Jonathan Krohn took the political world by storm at 2009’s Conservative Political Action Conference when, at just 13 years old, he delivered an impromptu rallying cry for conservatism that became a viral hit and had some pegging him as a future star of the Republican Party.This is also called getting experience, learning about reality, and being able to walk in someone else's shoes. And once you do that, it becomes really hard to stay conservative, at least in the 2012 "as heard on talk radio and Fox News" version.
Now 17, Krohn — who went on to write a book, “Defining Conservatism,” that was blurbed by the likes of Newt Gingrich and Bill Bennett — still watches that speech from time to time, but it mostly makes him cringe because, well, he’s not a conservative anymore.
“I think it was naive,” Krohn now says of the speech. “It’s a 13-year-old kid saying stuff that he had heard for a long time.… I live in Georgia. We’re inundated with conservative talk in Georgia.… The speech was something that a 13-year-old does. You haven’t formed all your opinions. You’re really defeating yourself if you think you have all of your ideas in your head when you were 12 or 13. It’s impossible. You haven’t done enough.”...

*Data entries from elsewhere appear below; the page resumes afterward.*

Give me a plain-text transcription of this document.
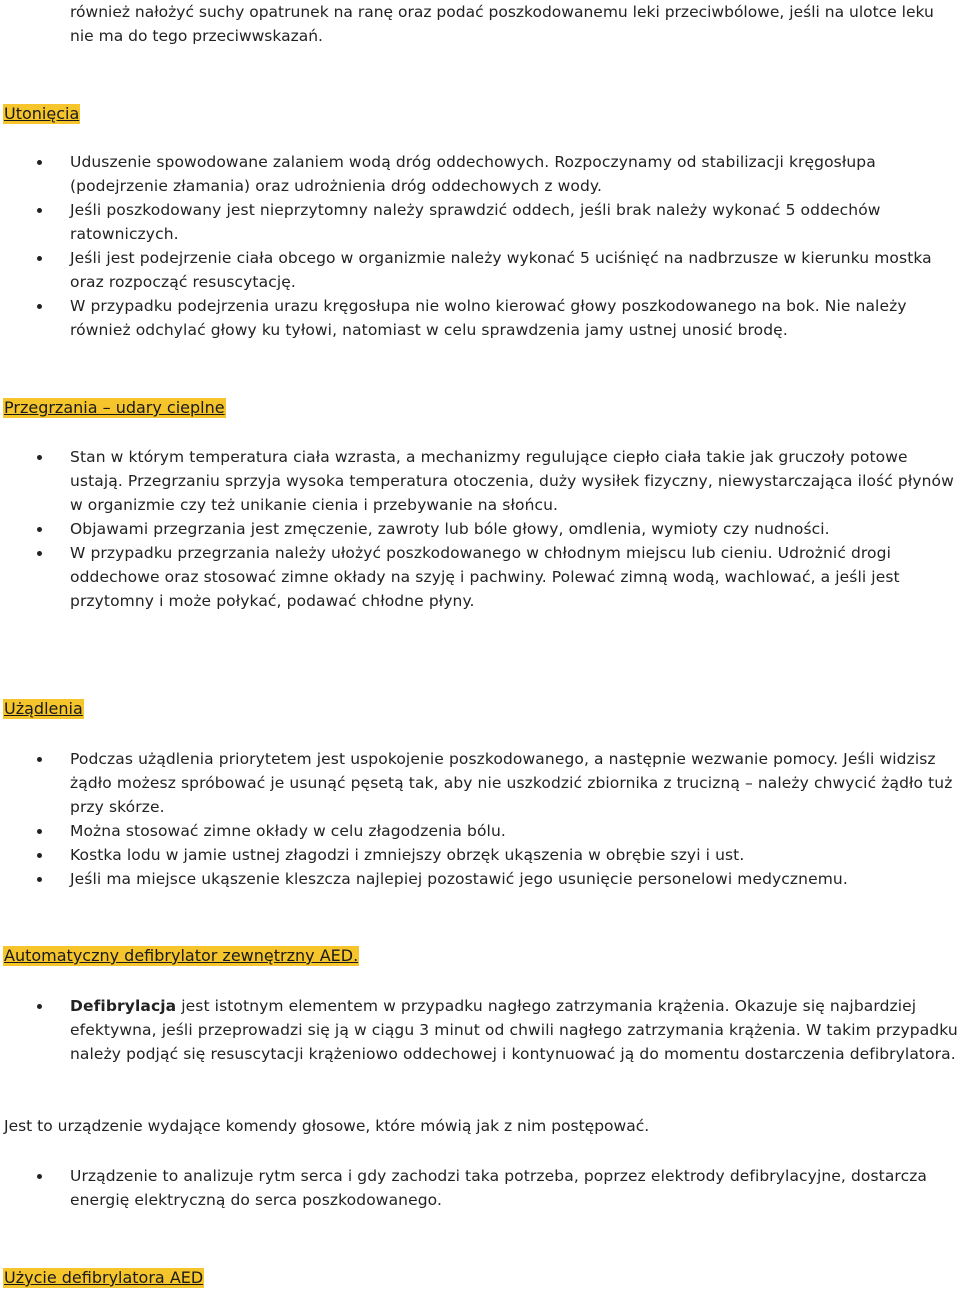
również nałożyć suchy opatrunek na ranę oraz podać poszkodowanemu leki przeciwbólowe, jeśli na ulotce leku nie ma do tego przeciwwskazań.
Utonięcia
Uduszenie spowodowane zalaniem wodą dróg oddechowych. Rozpoczynamy od stabilizacji kręgosłupa (podejrzenie złamania) oraz udrożnienia dróg oddechowych z wody.
Jeśli poszkodowany jest nieprzytomny należy sprawdzić oddech, jeśli brak należy wykonać 5 oddechów ratowniczych.
Jeśli jest podejrzenie ciała obcego w organizmie należy wykonać 5 uciśnięć na nadbrzusze w kierunku mostka oraz rozpocząć resuscytację.
W przypadku podejrzenia urazu kręgosłupa nie wolno kierować głowy poszkodowanego na bok. Nie należy również odchylać głowy ku tyłowi, natomiast w celu sprawdzenia jamy ustnej unosić brodę.
Przegrzania – udary cieplne
Stan w którym temperatura ciała wzrasta, a mechanizmy regulujące ciepło ciała takie jak gruczoły potowe ustają. Przegrzaniu sprzyja wysoka temperatura otoczenia, duży wysiłek fizyczny, niewystarczająca ilość płynów w organizmie czy też unikanie cienia i przebywanie na słońcu.
Objawami przegrzania jest zmęczenie, zawroty lub bóle głowy, omdlenia, wymioty czy nudności.
W przypadku przegrzania należy ułożyć poszkodowanego w chłodnym miejscu lub cieniu. Udrożnić drogi oddechowe oraz stosować zimne okłady na szyję i pachwiny. Polewać zimną wodą, wachlować, a jeśli jest przytomny i może połykać, podawać chłodne płyny.
Użądlenia
Podczas użądlenia priorytetem jest uspokojenie poszkodowanego, a następnie wezwanie pomocy. Jeśli widzisz żądło możesz spróbować je usunąć pęsetą tak, aby nie uszkodzić zbiornika z trucizną – należy chwycić żądło tuż przy skórze.
Można stosować zimne okłady w celu złagodzenia bólu.
Kostka lodu w jamie ustnej złagodzi i zmniejszy obrzęk ukąszenia w obrębie szyi i ust.
Jeśli ma miejsce ukąszenie kleszcza najlepiej pozostawić jego usunięcie personelowi medycznemu.
Automatyczny defibrylator zewnętrzny AED.
Defibrylacja jest istotnym elementem w przypadku nagłego zatrzymania krążenia. Okazuje się najbardziej efektywna, jeśli przeprowadzi się ją w ciągu 3 minut od chwili nagłego zatrzymania krążenia. W takim przypadku należy podjąć się resuscytacji krążeniowo oddechowej i kontynuować ją do momentu dostarczenia defibrylatora.
Jest to urządzenie wydające komendy głosowe, które mówią jak z nim postępować.
Urządzenie to analizuje rytm serca i gdy zachodzi taka potrzeba, poprzez elektrody defibrylacyjne, dostarcza energię elektryczną do serca poszkodowanego.
Użycie defibrylatora AED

“I want to be Jonathan Krohn,” he said, “and I’m tired of being an ideology, and it’s not fun and it gets boring and it’s not who we are as individuals.”
But a quick rundown of his current political stances suggests a serious pendulum swing away from the right.
Gay marriage? In favor. Obamacare? “It’s a good idea.” Who would he vote for (if he could) in November? “Probably Barack Obama.” His favorite TV shows? “The Daily Show” and “The Colbert Report.” His favorite magazine? The New Yorker. And, perhaps telling of all, Krohn is enrolling this fall at a college not exactly known for its conservatism: New York University.
“One of the first things that changed was that I stopped being a social conservative,” said Krohn. “It just didn’t seem right to me anymore. From there, it branched into other issues, everything from health care to economic issues.… I think I’ve changed a lot, and it’s not because I’ve become a liberal from being a conservative — it’s just that I thought about it more. The issues are so complex, you can’t just go with some ideological mantra for each substantive issue.”
And it also proves the point that Bill Maher made a little over a week ago, in which he referenced Krohn's book, and said that today's GOP are nothing more than people with the menatlity of middle schoolers.
It's absolutely true. Today's GOP are filled with self-absorbed, jealous weaklings who aren't secure enough to listen and learn from others, and never admit that you might be wrong because somehow you think it may be construed as weakness. And when confronted with facts and realitiy that don't go your way, demean the other person and hang with a group of like-minded bullies to snicker and laugh at those "smarty-pants thinkin' and carin'" types.
I can relate, I was one of those types of "victimized" Republicans, constantly whining about how good other people had it...when I was in high school. Then I grew up, learned things, did different things, met people from different backgrounds, and developed into first a Clinton-voting Dem, and eventually the unapologetic liberal I am today.
I think this is why so many Republicans refuse to believe in evolution, because unlike Jonathan Krohn, they don't have the brains or the guts to EVOLVE past 8th grade. So they stay in permanent adolescence, continually whining, screaming, hating and bullying, and then they can't figure out why things keep failing for them.
There's a reason I chose to teach high schoolers and college kids over middle school, and it's the same reason I don't hang with Tea Baggers. There's no sense wasting my time with people who lack the mental capacity, strength, or maturity to analyze, self-reflect and act respectfully. And the class A jerks in both groups are hopeless, only drag you down to their level and leave you wanting to wring their necks because it's apparently the only way they'll learn something from acting the way they are.